Team Casino would like me to Live It Up at the Ruby Palace.  While someone called Welcome would like to offer me Perfect Internet Prices for Rolexes and jewllery.

I can probably afford a Rolex.  And some jewllery.  Because Mr Wems is Waiting for My Response in order to Discuss this Issues with me. 

Actually, I'm just assuming Mr Wems' issues relate to money.  He could just be really cross about something I've done.

Maybe my rude rejection of the kind approaches of Mrs Mary Parker A Widow In Christ.

Perhaps I better use my shopping voucher to buy the jewellery.  Because it is apparently NO JOKE.  I am a possible winner.  Possibly.  They are VERY HAPPY for ME.

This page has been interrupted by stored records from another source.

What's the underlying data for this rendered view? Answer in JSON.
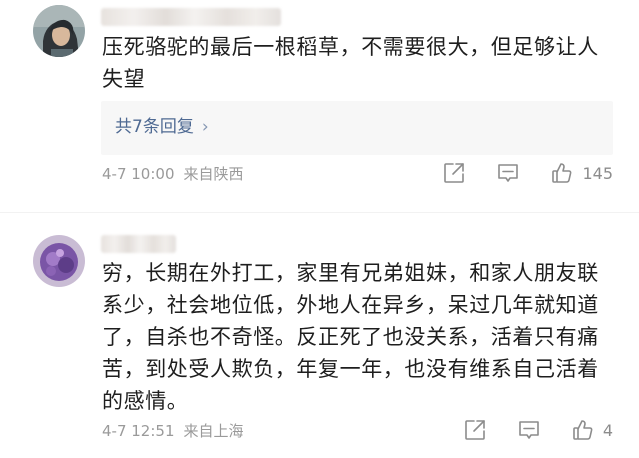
{
  "comments": [
    {
      "text": "压死骆驼的最后一根稻草，不需要很大，但足够让人失望",
      "replies_label": "共7条回复",
      "replies_chevron": "›",
      "date": "4-7 10:00",
      "location": "来自陕西",
      "likes": "145",
      "icons": [
        "share-icon",
        "comment-icon",
        "like-icon"
      ]
    },
    {
      "text": "穷，长期在外打工，家里有兄弟姐妹，和家人朋友联系少，社会地位低，外地人在异乡，呆过几年就知道了，自杀也不奇怪。反正死了也没关系，活着只有痛苦，到处受人欺负，年复一年，也没有维系自己活着的感情。",
      "date": "4-7 12:51",
      "location": "来自上海",
      "likes": "4",
      "icons": [
        "share-icon",
        "comment-icon",
        "like-icon"
      ]
    }
  ]
}
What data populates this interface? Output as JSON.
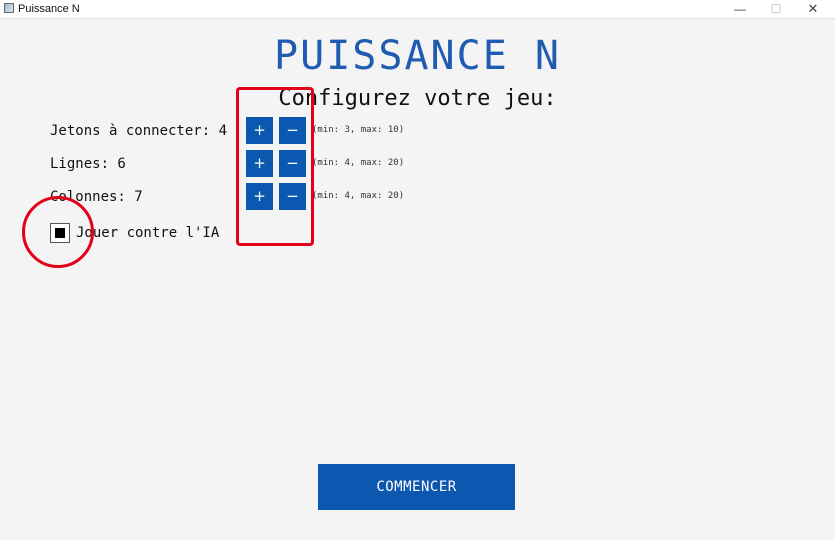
{
  "window": {
    "title": "Puissance N",
    "controls": {
      "minimize": "—",
      "maximize": "☐",
      "close": "✕"
    }
  },
  "header": {
    "title": "PUISSANCE N",
    "subtitle": "Configurez votre jeu:"
  },
  "settings": [
    {
      "label": "Jetons à connecter: 4",
      "plus": "+",
      "minus": "−",
      "range": "(min: 3, max: 10)"
    },
    {
      "label": "Lignes: 6",
      "plus": "+",
      "minus": "−",
      "range": "(min: 4, max: 20)"
    },
    {
      "label": "Colonnes: 7",
      "plus": "+",
      "minus": "−",
      "range": "(min: 4, max: 20)"
    }
  ],
  "ai_option": {
    "label": "Jouer contre l'IA",
    "checked": true
  },
  "start_button": {
    "label": "COMMENCER"
  },
  "colors": {
    "accent": "#0c57b0",
    "title": "#1f5bb0",
    "annotation": "#e3001b",
    "background": "#f4f4f4"
  }
}
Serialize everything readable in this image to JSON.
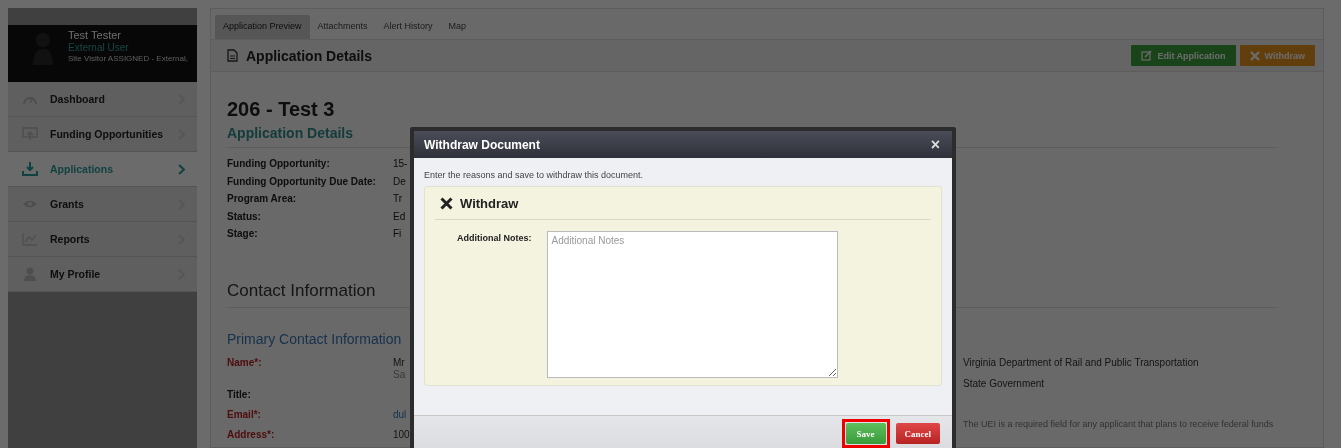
{
  "user": {
    "name": "Test Tester",
    "role": "External User",
    "assignment": "Site Visitor ASSIGNED - External,"
  },
  "sidebar": {
    "items": [
      {
        "label": "Dashboard",
        "selected": false
      },
      {
        "label": "Funding Opportunities",
        "selected": false
      },
      {
        "label": "Applications",
        "selected": true
      },
      {
        "label": "Grants",
        "selected": false
      },
      {
        "label": "Reports",
        "selected": false
      },
      {
        "label": "My Profile",
        "selected": false
      }
    ]
  },
  "tabs": [
    {
      "label": "Application Preview",
      "selected": true
    },
    {
      "label": "Attachments",
      "selected": false
    },
    {
      "label": "Alert History",
      "selected": false
    },
    {
      "label": "Map",
      "selected": false
    }
  ],
  "header": {
    "title": "Application Details",
    "buttons": [
      {
        "label": "Edit Application",
        "kind": "edit"
      },
      {
        "label": "Withdraw",
        "kind": "withdraw"
      }
    ]
  },
  "application": {
    "title": "206 - Test 3",
    "subtitle": "Application Details",
    "fields": [
      {
        "label": "Funding Opportunity:",
        "value": "15-"
      },
      {
        "label": "Funding Opportunity Due Date:",
        "value": "De"
      },
      {
        "label": "Program Area:",
        "value": "Tr"
      },
      {
        "label": "Status:",
        "value": "Ed"
      },
      {
        "label": "Stage:",
        "value": "Fi"
      }
    ]
  },
  "contact": {
    "title": "Contact Information",
    "subtitle": "Primary Contact Information",
    "fields": [
      {
        "label": "Name*:",
        "required": true,
        "kind": "text",
        "values": [
          "Mr",
          "Sa"
        ]
      },
      {
        "label": "Title:",
        "required": false
      },
      {
        "label": "Email*:",
        "required": true,
        "kind": "email",
        "values": [
          "dul"
        ]
      },
      {
        "label": "Address*:",
        "required": true,
        "kind": "text",
        "values": [
          "100"
        ]
      }
    ],
    "side": [
      "Virginia Department of Rail and Public Transportation",
      "State Government"
    ],
    "note": "The UEI is a required field for any applicant that plans to receive federal funds"
  },
  "modal": {
    "title": "Withdraw Document",
    "close": "×",
    "intro": "Enter the reasons and save to withdraw this document.",
    "section": "Withdraw",
    "notes_label": "Additional Notes:",
    "notes_placeholder": "Additional Notes",
    "buttons": [
      {
        "label": "Save",
        "kind": "save",
        "highlighted": true
      },
      {
        "label": "Cancel",
        "kind": "cancel",
        "highlighted": false
      }
    ]
  }
}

I'm feeling pretty happy too.  When I collect my $18,000,000 and my £7,500,000, I'll be able to buy myself some nice jewellery to wear while browsing a list of Hot Singles (Free! to Look!) who will obviously all want to come and help me spend it.

Or possibly lug it all the way to Oxford, in $15,000 cash bundles, to deposit it at the last remaining bank west of London.

All these lovely people who just want me to be happy, rich and not transacting with imposters.

It gives you such a fuzzy, warm feeling inside.


  1. Ha ha! Did you see this:

    The 'Bob Servant' emails where he apparently engaged some of these people in an email exchange... hilarious!

  2. That Guardian link is sheer genius. I'm quite taken with the lion man - he was clearly seeing the joke by the end.